By Robert Trace September 17, 2009
MANCHESTER – Researchers here reported that adverse soft tissue reactions following metal-on-metal hip arthroplasty are typically due to increased wear of the bearing surfaces, and patients with smaller femoral heads may be particularly susceptible to these complications.In an independent center study, David Langton, FRCS, and colleagues in the Joint Replacement Unit at the University Hospital of North Tees in Stockton, England, reviewed 155 Birmingham Hip resurfacings (BHR, Smith & Nephew) performed between 2002 and 2009 (mean follow-up, 60 months). They also studied 420 articular surface replacements (ASRs) and 75 total hip replacements using ASR XL implants (both DePuy Orthopaedics) with S-ROM stems (DePuy Orthopaedics) with a mean follow-up of 35 months…
…There were 17 failures of this nature in patients with ASR implants (3.5%) and no failures in the BHR group…

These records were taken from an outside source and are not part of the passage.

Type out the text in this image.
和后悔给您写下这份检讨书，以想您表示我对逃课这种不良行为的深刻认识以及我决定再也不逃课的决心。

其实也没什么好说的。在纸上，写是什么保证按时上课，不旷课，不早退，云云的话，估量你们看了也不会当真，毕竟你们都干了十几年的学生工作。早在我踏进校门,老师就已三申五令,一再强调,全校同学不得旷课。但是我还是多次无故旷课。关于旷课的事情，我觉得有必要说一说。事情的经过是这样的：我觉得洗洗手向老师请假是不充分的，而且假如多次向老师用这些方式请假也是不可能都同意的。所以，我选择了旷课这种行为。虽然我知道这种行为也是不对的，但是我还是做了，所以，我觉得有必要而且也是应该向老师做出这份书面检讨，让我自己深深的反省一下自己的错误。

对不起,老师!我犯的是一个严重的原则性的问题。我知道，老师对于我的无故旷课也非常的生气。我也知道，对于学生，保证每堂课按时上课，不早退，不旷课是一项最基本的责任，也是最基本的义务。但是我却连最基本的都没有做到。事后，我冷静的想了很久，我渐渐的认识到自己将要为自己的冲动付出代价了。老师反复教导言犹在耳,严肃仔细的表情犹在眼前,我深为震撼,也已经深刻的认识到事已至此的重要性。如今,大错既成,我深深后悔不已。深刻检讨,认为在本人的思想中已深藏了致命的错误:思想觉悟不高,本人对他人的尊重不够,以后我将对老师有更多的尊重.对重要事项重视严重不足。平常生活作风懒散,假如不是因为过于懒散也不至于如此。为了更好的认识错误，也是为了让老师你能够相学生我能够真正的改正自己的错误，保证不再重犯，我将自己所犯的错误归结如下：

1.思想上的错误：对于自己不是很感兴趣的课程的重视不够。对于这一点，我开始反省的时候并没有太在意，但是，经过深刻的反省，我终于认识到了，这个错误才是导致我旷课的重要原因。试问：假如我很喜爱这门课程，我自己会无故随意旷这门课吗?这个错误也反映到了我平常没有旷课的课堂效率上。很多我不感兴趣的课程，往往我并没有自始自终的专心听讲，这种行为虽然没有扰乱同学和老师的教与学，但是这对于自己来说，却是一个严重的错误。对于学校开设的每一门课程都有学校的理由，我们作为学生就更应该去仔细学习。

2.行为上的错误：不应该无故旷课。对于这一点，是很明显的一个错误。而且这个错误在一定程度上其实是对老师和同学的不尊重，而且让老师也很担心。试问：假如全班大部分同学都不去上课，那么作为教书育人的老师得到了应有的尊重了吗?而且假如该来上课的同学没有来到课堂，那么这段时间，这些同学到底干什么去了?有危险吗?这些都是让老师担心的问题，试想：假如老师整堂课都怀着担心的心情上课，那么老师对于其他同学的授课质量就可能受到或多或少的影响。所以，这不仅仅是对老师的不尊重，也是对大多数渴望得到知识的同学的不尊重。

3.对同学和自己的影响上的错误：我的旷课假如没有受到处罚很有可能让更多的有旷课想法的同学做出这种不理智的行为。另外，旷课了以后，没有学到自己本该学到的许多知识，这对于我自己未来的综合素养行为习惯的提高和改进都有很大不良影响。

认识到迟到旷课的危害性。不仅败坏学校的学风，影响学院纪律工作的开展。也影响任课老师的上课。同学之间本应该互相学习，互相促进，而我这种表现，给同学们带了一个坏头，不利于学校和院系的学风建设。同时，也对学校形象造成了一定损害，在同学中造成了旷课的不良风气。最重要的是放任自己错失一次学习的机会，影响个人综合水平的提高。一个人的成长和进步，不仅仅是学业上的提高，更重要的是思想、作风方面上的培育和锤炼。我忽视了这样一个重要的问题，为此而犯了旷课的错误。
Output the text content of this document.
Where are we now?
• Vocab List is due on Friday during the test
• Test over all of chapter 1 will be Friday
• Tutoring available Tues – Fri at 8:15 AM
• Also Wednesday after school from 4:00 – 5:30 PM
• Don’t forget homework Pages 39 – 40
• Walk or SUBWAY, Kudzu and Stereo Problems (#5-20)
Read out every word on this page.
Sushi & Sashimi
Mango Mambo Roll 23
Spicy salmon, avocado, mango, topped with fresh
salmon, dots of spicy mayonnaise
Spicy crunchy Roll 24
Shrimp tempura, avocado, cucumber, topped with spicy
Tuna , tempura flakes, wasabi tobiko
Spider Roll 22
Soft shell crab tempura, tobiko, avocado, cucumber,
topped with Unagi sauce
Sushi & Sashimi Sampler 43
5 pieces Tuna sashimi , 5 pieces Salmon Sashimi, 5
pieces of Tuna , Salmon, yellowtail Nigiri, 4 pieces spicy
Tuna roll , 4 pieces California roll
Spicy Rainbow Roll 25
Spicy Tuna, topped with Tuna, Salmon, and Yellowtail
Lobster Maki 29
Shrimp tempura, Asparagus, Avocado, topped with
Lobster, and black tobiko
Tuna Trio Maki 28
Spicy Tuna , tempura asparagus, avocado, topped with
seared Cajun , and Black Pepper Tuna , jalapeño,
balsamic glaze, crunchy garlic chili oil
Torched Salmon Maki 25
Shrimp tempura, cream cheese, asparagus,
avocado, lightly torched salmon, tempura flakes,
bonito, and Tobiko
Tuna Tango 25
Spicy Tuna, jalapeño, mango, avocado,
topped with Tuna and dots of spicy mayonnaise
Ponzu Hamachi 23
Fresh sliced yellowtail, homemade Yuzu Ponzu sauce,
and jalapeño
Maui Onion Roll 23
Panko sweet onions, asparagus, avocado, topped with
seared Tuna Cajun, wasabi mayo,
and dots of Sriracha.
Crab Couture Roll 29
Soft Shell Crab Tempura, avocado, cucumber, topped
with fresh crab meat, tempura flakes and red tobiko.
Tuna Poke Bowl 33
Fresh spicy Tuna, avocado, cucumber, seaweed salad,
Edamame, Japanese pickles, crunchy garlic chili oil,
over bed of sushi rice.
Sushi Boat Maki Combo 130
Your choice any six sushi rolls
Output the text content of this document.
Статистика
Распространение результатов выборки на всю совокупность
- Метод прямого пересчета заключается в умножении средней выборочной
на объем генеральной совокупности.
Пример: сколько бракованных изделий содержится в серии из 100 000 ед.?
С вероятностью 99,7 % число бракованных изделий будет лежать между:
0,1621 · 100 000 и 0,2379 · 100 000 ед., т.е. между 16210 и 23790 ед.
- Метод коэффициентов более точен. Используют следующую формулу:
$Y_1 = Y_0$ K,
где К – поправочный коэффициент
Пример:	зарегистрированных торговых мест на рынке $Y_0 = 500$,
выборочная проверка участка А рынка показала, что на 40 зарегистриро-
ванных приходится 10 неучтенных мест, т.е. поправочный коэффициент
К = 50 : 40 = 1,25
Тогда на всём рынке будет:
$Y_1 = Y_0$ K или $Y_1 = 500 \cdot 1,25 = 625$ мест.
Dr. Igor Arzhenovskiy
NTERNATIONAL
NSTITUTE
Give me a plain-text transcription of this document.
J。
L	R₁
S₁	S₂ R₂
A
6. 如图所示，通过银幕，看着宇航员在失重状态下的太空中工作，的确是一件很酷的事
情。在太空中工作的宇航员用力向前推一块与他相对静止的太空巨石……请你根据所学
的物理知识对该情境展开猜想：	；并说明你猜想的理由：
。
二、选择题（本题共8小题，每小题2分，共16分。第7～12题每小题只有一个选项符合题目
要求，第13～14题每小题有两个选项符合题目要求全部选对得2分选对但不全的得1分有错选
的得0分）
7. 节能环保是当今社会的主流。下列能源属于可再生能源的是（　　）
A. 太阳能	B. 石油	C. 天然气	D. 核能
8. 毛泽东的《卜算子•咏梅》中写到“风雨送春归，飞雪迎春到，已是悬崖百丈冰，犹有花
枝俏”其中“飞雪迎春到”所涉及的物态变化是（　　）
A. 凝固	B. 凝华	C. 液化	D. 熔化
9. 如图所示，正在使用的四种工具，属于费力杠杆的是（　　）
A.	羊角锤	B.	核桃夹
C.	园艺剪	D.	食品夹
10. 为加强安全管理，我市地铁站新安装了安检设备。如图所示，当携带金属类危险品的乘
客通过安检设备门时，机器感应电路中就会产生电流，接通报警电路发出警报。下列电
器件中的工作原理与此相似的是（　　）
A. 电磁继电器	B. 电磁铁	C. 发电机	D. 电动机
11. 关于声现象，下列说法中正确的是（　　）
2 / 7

…Patients who had adverse reactions to metal debris (ARMD) had a mean femoral size of 45 mm, a mean acetabular angle of 27° and a mean inclination angle of 53°. Among the asymptomatic patients, those numbers were 49 mm, 20° and 48°, respectively……”I think we can say that the most important points are that increased wear causes more complications, and all hip resurfacing systems are not the same,” Langton said. “Also, we found that it is an issue of joint size and orientation, rather than an issue of gender. And size does matter because men with femoral components less than 49 mm have a 10% incidence of ARMD.”
Reference: Langton D, Jameson S, Joyce T, et al. The incidence of adverse reactions to metal debris (ARMD) following hip resurfacing with the articular surface replacement (ASR) and Birmingham Hip Resurfacing systems (BHR). Presented at the British Orthopaedic Association Annual Congress 2009. Sept. 15-18, 2009. Manchester.